APPYnotebook

Access Control

Understanding Access Control

Access to resources within the workspace can be controlled in various ways. Access control is managed via user settings

Access control rules for binders are applied as follows.

READ access granted for a binder means that the user to whom that access has been granted would be able to see that binder under the name of the owner in the navigation panel. This does not grant read access to the content of this binder. It merely makes this binder visible to the member to whom this access is granted.

WRITE access currently has no meaning/effect.

Access control rules for pages are applied as follows.

READ access means content on a page can be viewed by users with this access.

READ access is additive, ie there must be READ on the binder as well as on the page.

WRITE access means user can create new content on this page. For instance a user would be able to draw on a white-board page. Typically this would also mean users can alter elements on the page.

Access control rules for elements are applied as follows.

Elements are the content of your pages. Every piece of content on a page is associated with an element. For instance a shape drawing would be represented by an element, an APP embedded on a page would be associated with an element, also the data that APPs produce may be associated with elements.

READ access means that the user to whom it is granted can view this element. It is possible that the page on which this element resides has READ access, if this element's READ is revoked then the user would not be able to view this element. In other words this access supersedes access granted at the page level.

READ access is additive, ie there must be READ on the binder,page as well as on the element.

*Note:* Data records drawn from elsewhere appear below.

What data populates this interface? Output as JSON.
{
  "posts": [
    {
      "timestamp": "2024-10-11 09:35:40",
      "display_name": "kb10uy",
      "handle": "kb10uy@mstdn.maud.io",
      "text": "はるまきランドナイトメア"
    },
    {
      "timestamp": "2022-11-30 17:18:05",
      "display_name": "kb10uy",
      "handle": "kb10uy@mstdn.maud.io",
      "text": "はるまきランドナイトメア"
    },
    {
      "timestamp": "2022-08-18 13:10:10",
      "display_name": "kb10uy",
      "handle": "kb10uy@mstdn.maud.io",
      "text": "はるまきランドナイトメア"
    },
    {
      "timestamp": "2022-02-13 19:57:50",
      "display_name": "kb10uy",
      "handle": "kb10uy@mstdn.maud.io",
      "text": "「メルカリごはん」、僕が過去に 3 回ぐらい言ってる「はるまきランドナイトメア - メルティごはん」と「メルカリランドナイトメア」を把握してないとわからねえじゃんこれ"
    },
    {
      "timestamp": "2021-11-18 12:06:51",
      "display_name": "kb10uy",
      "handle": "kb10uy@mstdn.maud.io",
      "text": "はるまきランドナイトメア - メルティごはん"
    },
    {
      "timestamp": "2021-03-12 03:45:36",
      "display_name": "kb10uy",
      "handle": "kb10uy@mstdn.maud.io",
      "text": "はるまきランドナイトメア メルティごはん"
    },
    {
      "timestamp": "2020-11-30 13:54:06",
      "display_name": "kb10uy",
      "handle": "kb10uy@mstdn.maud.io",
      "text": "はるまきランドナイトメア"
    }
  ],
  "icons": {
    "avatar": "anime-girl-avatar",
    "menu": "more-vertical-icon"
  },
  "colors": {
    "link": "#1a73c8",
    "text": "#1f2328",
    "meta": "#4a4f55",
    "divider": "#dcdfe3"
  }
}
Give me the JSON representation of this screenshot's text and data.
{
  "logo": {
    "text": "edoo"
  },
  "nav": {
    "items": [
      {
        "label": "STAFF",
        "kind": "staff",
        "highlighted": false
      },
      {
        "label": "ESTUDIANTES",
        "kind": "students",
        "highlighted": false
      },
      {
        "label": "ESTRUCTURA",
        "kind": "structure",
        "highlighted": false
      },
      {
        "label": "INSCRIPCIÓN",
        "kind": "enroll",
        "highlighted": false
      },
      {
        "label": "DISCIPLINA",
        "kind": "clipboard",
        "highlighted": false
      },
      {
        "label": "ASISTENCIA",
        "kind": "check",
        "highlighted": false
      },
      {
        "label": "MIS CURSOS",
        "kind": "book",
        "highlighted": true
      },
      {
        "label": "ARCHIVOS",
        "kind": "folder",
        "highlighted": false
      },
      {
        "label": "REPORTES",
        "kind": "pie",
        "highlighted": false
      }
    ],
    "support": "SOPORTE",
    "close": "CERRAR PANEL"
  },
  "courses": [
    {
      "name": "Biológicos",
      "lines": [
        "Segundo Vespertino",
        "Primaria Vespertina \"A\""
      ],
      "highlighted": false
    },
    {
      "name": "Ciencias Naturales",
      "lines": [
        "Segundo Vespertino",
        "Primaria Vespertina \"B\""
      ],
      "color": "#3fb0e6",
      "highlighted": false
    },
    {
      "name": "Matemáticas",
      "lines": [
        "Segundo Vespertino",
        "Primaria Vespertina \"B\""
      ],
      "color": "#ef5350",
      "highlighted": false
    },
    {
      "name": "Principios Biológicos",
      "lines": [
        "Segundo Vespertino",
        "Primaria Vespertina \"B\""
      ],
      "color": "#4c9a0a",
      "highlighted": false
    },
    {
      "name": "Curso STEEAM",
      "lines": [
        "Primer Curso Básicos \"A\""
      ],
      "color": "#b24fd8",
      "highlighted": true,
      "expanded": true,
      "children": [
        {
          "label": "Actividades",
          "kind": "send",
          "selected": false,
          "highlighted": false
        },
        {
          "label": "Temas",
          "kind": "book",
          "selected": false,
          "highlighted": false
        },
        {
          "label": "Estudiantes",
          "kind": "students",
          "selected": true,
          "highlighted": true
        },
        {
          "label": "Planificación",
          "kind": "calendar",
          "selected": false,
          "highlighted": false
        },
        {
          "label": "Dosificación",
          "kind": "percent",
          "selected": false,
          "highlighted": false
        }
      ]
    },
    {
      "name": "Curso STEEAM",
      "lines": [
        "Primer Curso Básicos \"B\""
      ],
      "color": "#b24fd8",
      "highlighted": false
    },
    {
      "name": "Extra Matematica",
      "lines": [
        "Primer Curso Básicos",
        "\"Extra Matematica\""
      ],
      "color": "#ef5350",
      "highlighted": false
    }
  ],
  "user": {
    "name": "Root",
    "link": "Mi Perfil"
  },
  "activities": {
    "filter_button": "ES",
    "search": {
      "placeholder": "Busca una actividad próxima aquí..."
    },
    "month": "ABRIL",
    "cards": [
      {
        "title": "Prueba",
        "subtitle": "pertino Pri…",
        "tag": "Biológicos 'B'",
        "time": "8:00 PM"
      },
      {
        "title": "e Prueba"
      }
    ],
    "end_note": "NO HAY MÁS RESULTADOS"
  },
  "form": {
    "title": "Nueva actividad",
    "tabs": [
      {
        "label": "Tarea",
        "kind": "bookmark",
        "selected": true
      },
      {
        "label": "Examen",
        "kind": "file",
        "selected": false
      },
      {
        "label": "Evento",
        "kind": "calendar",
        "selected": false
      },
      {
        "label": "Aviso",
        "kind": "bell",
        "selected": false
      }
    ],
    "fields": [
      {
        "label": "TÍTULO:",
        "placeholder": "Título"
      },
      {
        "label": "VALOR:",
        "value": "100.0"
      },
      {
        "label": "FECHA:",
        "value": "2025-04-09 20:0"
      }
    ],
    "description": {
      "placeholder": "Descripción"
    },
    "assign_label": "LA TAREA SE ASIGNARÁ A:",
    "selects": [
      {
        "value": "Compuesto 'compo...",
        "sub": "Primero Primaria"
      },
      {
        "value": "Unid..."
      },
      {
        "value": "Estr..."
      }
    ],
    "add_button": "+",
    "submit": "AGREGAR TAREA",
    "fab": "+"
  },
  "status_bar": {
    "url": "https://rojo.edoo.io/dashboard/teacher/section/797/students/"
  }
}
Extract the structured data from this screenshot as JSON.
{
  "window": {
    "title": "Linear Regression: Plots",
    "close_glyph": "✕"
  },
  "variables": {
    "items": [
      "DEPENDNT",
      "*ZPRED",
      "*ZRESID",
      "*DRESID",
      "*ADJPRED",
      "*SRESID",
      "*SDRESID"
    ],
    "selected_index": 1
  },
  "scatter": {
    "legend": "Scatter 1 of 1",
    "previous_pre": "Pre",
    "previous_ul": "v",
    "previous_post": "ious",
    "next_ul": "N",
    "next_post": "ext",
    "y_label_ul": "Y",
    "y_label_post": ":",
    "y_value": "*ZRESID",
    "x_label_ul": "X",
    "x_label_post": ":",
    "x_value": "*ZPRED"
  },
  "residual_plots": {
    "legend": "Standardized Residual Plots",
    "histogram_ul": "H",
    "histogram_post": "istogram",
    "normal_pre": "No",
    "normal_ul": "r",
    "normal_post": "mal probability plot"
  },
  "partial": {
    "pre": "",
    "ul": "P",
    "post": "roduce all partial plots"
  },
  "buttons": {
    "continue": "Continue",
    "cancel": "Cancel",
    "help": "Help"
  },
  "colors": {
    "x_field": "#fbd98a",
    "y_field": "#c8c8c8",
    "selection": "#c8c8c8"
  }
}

WRITE access allows the member to whom it is granted to alter the attributes of this element. For instance an APP on a page may be resized or moved by a user who has WRITE access to this element. note that this access supersedes the access granted at the page level. In other words even if WRITE access has been granted at the page level, if this access is not granted then the user would not be able to alter this element.

WRITE access is additive, ie there must be WRITE on the page as well as on the element.

Elements by default inherit READ&WRITE access granted at the page level so there is no need to have to grant them explicit. However there are instances when they may need to be revoked explicitly. Also certain APPs need to selectively provide access to elements, for instance the grading APP doesn't grant access to grade elements except to the instructor and the person to whom a particular grade is assigned.

  1. Group Access Control
  2. Content Access Control

Group Access Control

Access to a group can be either public or by invite only. If a group is public, then any user can join the group given the group url. A group url can be derived from a page url.

Content Access Control

  • To view specific access granted to a user for your resources, select the user:
  • To grant (or revoke) access for a specific user, select the user and check the grant "To" checkbox then click the save button.
  • Note the user "Everyone" refers to everyone in the group. This is an easy way to grant (or revoke) access control to all members of the group. You can use this to give generic access and then grant specific access to specific users.